Selective Rehabilitation

Hun Sen wants to pick and choose his political opponents. He doesn’t even hide the fact that he spies on the CNRP. Recently he gate-crashed a CNRP internal conference call and boasted that he had been listening in to many such calls. Cambodia’s prime minister, apparently, can find no better way to use his time.

His aim is to persuade some CNRP members to apply for selective political rehabilitation. If they renounce their former party and create new phantom opposition parties – none of which have any significant popular support ­– they will provide Hun Sen with a fig-leaf for the claim that Cambodia is a pluralist democracy.

But those who want to establish a new party to compete in the elections without being under the control of the CPP are refused authorisation. Even if these people have never been banned from politics, they are accused of working for the CNRP.
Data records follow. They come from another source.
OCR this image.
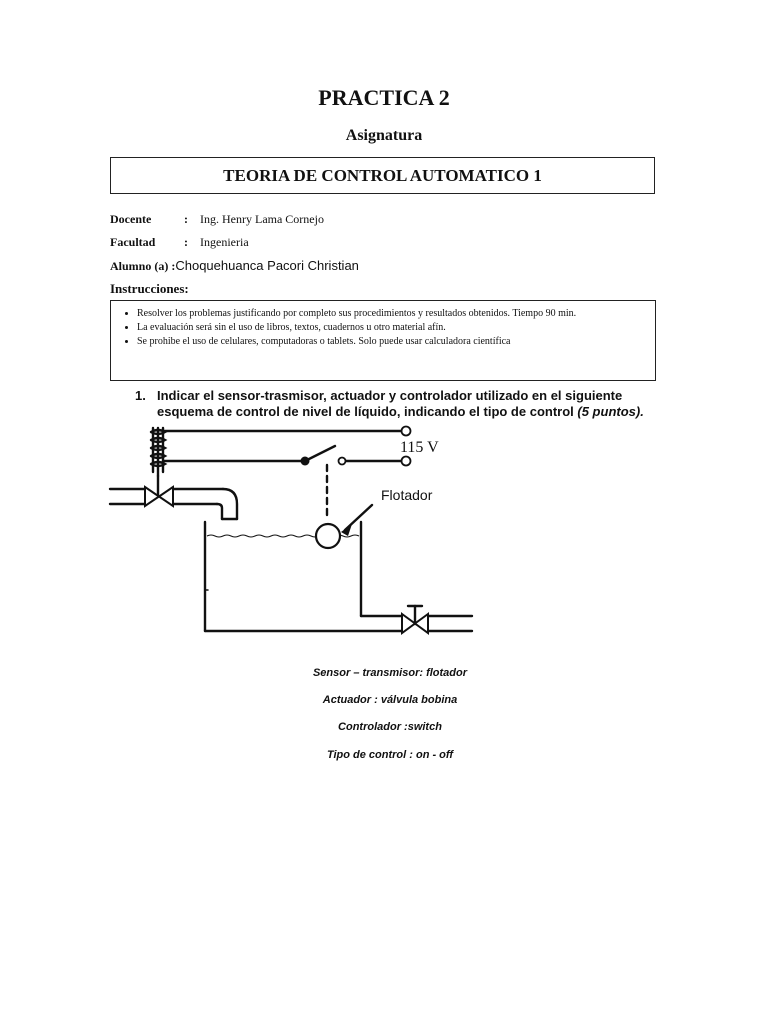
PRACTICA 2
Asignatura
TEORIA DE CONTROL AUTOMATICO 1
Docente	: Ing. Henry Lama Cornejo
Facultad : Ingenieria
Alumno (a) :Choquehuanca Pacori Christian
Instrucciones:
• Resolver los problemas justificando por completo sus procedimientos y resultados obtenidos. Tiempo 90 min.
• La evaluación será sin el uso de libros, textos, cuadernos u otro material afín.
• Se prohibe el uso de celulares, computadoras o tablets. Solo puede usar calculadora científica
1. Indicar el sensor-trasmisor, actuador y controlador utilizado en el siguiente esquema de control de nivel de líquido, indicando el tipo de control (5 puntos).
115 V
Flotador
Sensor – transmisor: flotador
Actuador : válvula bobina
Controlador :switch
Tipo de control : on - off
The coming elections can’t be considered as legitimate unless the recommendations of the United Nations Special Rapporteur on human rights in Cambodia are put into effect. The Rapporteur, Professor Vitit Muntarbhorn from Thailand, this month sent a clear message to the Cambodian government: “Drop court cases and end the detention of those who disagree with the authorities,” he said. “Restore political rights to members of the political opposition, and propel reconciliation. Share the power and end the monopoly.”

But simply reinstating the CNRP will not be enough to achieve these aims. The National Electoral Committee (NEC) remains under the tight control of the ruling party. The NEC will have to be reformed if Cambodians are to be given their democratic voice. It is now 30 years since the signing of the Paris Peace Agreements on Cambodia which stipulate a “liberal, pluralist, democratic system”. Cambodia remains in breach of this international treaty as well as its own constitution by denying its people a democratic choice.

Hun Sen has proved many times that piecemeal concessions are not the start of a democratic process, but simply a way to play for time. His aim is to hand over power to his son Hun Manet to create a family dynasty, possibly using a short-term interim successor as prime minister to obscure the process if necessary.

To avoid that family dynasty being a reality, the international community must accept nothing less than a comprehensive package of reforms to allow political parties to freely compete in elections under a reformed and neutral NEC.

The views and opinions expressed in this article are those of the author.